Chose certaine, Morrissette se réjouit d'avoir un nouveau partenaire local et il applaudit son audace de plonger malgré son jeune âge. «C'est un jeune avec beaucoup de dynamisme. Il a des idées pour aider le club et elles sont bonnes à part ça! C'est une belle addition à notre groupe. L'avenir est aux jeunes!»

Le coloré personnage réduit de plus en plus ses parts dans l'équipe, qu'il a tenue à bout de bras ces dernières années. Il confie que le jour n'est peut-être plus éloigné où il se retirera complètement. «C'est le but, je ne rajeunis pas. Mais je veux que cette équipe reste à Trois-Rivières et nous sommes en train de mettre de l'ordre pour qu'elle soit rentable.
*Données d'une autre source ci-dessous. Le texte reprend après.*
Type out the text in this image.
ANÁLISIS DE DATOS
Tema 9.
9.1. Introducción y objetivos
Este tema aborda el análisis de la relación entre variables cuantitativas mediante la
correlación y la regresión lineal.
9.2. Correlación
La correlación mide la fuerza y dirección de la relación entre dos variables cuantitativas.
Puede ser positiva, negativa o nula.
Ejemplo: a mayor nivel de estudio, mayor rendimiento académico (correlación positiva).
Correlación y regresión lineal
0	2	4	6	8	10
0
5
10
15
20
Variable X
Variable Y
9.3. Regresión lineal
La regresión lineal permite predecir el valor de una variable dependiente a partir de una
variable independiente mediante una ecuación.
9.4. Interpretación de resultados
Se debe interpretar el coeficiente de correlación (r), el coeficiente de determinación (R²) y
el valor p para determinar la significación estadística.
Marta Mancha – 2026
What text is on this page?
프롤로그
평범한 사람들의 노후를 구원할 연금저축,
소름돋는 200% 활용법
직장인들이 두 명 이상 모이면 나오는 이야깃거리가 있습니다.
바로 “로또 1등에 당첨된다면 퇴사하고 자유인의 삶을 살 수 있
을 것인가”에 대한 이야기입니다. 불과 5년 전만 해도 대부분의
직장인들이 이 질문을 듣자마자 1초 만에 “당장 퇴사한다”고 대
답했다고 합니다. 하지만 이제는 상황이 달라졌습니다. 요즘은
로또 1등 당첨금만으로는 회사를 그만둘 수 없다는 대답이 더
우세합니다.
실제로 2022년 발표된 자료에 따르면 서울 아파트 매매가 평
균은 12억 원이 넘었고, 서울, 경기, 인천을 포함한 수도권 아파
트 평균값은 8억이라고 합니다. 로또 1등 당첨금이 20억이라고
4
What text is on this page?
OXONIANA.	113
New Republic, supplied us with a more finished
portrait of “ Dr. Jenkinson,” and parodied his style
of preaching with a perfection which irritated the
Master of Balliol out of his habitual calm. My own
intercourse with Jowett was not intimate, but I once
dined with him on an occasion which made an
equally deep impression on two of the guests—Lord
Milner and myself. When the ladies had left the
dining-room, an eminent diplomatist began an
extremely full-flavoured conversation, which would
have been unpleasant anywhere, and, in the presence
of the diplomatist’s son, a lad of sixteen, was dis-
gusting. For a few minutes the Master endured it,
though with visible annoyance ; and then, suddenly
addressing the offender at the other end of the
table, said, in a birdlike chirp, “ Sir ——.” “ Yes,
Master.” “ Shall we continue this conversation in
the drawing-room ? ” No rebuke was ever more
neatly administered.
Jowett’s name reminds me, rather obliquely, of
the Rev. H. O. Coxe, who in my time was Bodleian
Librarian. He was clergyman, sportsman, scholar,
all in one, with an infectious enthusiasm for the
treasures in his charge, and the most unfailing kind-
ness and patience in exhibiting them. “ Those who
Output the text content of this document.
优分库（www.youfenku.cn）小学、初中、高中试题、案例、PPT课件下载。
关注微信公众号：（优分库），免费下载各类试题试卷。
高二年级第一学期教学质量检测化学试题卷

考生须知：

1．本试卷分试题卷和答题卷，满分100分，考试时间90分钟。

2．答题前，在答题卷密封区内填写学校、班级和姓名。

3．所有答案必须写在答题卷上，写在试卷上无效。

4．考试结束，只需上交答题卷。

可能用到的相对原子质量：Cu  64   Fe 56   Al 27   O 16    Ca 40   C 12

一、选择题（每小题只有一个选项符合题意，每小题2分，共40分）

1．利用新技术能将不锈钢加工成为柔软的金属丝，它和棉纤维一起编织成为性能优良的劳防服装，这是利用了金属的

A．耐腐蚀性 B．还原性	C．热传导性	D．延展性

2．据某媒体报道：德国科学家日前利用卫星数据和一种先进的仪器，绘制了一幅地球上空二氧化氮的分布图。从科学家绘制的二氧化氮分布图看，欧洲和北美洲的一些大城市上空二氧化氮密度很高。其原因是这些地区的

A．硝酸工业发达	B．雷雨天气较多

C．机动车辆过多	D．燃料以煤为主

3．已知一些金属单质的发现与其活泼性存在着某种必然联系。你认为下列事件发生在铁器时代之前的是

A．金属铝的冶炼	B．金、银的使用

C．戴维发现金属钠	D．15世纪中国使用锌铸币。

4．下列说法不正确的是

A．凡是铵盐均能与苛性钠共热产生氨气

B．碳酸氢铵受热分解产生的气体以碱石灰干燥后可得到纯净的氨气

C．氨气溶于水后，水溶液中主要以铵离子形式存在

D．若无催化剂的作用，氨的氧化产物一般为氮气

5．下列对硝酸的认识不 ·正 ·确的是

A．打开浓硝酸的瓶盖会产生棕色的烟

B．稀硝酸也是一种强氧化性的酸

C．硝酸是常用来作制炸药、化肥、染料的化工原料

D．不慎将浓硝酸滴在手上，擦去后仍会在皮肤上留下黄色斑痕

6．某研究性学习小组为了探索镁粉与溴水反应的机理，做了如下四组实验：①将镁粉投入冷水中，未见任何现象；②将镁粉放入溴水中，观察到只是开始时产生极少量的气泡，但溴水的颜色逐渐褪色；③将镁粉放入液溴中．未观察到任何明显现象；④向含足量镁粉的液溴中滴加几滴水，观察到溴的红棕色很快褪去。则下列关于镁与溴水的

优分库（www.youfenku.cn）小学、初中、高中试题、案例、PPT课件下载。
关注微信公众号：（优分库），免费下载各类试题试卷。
Ça va de mieux en mieux, on a réussi à couper bien des dépenses», fait-il valoir, en disant que d'ici un an ou deux, il prévoit être en mesure de laisser aller son bébé. «Je suis un vieux croulant! Or l'avenir est aux jeunes», répète-t-il.

Reste que sur la glace, l'équipe doit aussi faire sa part, ce qui ne semble pas évident depuis quelques semaines. Les protégés de l'entraîneur Jean-François Labbé vont avoir l'occasion de redresser la situation en disputant deux matchs sur la route ce week-end, ce soir à Saint-Georges et demain après-midi (15 h) à Sorel-Tracy.